对文件中的字符串进行标记
我有一个文件,我正在标记其中的所有字符串。
因此,每个令牌都存储在 char *token = (char *) malloc(len + 1); 令牌在分配新令牌之前被释放,因此我需要一种方法来存储令牌以供进一步使用。
存储代币的好策略是什么?我有一个函数可以一次打印一个令牌字符串。
我这里的问题不是关于如何标记或解析,所以请忽略它的实现。我的问题是,我有一堆字符串在循环内分配和释放多次。那么我如何将每个分配存储在其他地方以供进一步使用?
I have a file which I am tokenizing all the strings in it.
So each token gets stored in char *token = (char *) malloc(len + 1);
The token gets released before the new one is allocated so I need a way to store the tokens for further use.
What's a good strategy to store the tokens? I have a function which prints out one single token string at a time.
My question here is not about how to tokenize or parse so please disregard the implementation of that. My question is, I have a bunch of strings that get allocated and released several times within a loop. So how would I store each allocation somewhere else for further use?
如果你对这篇内容有疑问,欢迎到本站社区发帖提问 参与讨论,获取更多帮助,或者扫码二维码加入 Web 技术交流群。
绑定邮箱获取回复消息
由于您还没有绑定你的真实邮箱,如果其他用户或者作者回复了您的评论,将不能在第一时间通知您!
发布评论
评论(1)
通常令牌不存储到文件中。当解析器准备好读取更多输入时,解析器会请求它们。
因此,令牌存储在程序堆的内存中,并且在处理它们之后(可能在文件完全解析之前很久)它们被释放。
--- 更新以遵循编辑 ---
如果您担心过度分配和释放,那么您有多种解决方案,具体取决于您尝试解决的问题的细节。

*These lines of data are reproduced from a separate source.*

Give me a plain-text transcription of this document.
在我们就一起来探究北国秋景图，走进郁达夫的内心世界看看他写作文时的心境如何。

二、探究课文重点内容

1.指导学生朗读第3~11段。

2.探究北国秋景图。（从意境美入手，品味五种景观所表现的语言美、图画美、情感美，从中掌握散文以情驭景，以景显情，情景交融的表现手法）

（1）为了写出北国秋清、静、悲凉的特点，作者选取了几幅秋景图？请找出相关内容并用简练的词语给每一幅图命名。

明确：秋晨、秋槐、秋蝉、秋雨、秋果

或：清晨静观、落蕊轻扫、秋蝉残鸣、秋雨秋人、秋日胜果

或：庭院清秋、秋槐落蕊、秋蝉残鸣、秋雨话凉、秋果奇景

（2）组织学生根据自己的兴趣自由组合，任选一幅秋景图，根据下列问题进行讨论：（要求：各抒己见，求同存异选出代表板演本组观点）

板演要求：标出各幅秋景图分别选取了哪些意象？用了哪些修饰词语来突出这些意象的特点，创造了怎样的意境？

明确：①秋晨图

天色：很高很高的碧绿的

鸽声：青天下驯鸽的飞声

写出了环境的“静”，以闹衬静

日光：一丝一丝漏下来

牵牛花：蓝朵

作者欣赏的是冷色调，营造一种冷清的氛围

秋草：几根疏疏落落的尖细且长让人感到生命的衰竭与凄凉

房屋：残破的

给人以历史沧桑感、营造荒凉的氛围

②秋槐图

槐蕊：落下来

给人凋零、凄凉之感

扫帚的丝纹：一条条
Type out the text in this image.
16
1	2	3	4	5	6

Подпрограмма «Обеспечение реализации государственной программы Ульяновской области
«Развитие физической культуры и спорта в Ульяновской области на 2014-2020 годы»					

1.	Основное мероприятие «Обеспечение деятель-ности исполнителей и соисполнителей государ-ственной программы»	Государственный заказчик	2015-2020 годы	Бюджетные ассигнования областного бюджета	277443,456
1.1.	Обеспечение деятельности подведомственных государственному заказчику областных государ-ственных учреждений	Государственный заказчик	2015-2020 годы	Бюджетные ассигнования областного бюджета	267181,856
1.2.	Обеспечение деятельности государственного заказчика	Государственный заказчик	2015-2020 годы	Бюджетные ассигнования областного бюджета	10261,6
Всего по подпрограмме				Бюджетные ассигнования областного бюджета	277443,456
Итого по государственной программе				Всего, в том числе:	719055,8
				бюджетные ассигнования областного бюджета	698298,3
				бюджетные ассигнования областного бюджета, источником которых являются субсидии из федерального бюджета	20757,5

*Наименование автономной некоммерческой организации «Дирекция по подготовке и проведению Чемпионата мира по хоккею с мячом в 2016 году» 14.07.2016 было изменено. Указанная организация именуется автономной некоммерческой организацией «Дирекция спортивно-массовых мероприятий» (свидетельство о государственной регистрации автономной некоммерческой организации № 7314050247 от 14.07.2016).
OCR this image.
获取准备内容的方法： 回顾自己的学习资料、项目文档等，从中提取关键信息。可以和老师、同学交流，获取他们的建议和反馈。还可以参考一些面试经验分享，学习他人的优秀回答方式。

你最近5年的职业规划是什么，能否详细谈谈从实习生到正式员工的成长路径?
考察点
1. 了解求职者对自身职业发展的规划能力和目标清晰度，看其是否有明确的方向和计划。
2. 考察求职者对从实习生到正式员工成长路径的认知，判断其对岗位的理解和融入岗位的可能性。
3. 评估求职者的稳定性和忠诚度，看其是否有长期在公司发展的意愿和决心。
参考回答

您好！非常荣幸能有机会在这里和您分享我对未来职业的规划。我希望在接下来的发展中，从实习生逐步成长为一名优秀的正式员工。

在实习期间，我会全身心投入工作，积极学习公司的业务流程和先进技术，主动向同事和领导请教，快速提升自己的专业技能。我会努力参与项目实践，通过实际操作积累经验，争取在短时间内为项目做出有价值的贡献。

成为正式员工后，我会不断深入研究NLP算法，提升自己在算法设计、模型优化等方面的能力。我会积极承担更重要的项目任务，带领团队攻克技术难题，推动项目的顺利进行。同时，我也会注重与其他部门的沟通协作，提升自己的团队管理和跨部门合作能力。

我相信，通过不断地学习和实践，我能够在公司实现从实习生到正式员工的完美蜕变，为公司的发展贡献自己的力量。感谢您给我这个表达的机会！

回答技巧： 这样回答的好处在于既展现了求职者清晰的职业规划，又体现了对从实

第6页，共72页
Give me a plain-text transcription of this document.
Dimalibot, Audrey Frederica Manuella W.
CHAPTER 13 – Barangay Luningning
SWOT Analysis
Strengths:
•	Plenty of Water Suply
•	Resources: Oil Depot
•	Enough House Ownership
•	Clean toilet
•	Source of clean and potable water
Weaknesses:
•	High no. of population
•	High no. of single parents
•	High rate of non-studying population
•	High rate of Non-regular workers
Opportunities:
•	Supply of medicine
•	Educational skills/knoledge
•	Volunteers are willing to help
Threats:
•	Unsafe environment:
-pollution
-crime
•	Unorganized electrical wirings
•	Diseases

对于字符串,您可以通过“字符串生成器”界面创建它们,该界面会检查该文本中是否已存在字符串,如果存在,则返回对已存在字符串的引用。请注意,为了使其正常工作,所有返回的字符串必须是不可变的(因为更改一个引用中的字符串将更改所有引用中的字符串)。对于数字、布尔值等,也可以使用类似的解决方案。
为了重用令牌,您可以将令牌制作成一个结构,该结构主要通过指针引用可能被解析器“使用”的数据。这样,解析器就会获取令牌的“字段”,并且可以将“骨架”令牌添加回“重用队列”。重用队列应在将令牌返回到令牌生成器之前重置令牌的“数据”引用,令牌生成器将被重写以向队列询问其数据结构。如果“队列中”没有令牌,则队列应该默默地分配它们。
还存在其他解决方案,具体取决于您想要的巧妙程度。
Generally tokens are not stored to file. They are requested by the parser when the parser is ready to read more input.
As such, tokens are stored in memory on the program's heap, and after they have been processed (which might be long before the file is fully parsed) they are freed.
--- Update to follow the edit ---
If you are worried about excessive allocation and deallocation, then you have a number of solutions, depending on the detail of the issue you are attempting to solve.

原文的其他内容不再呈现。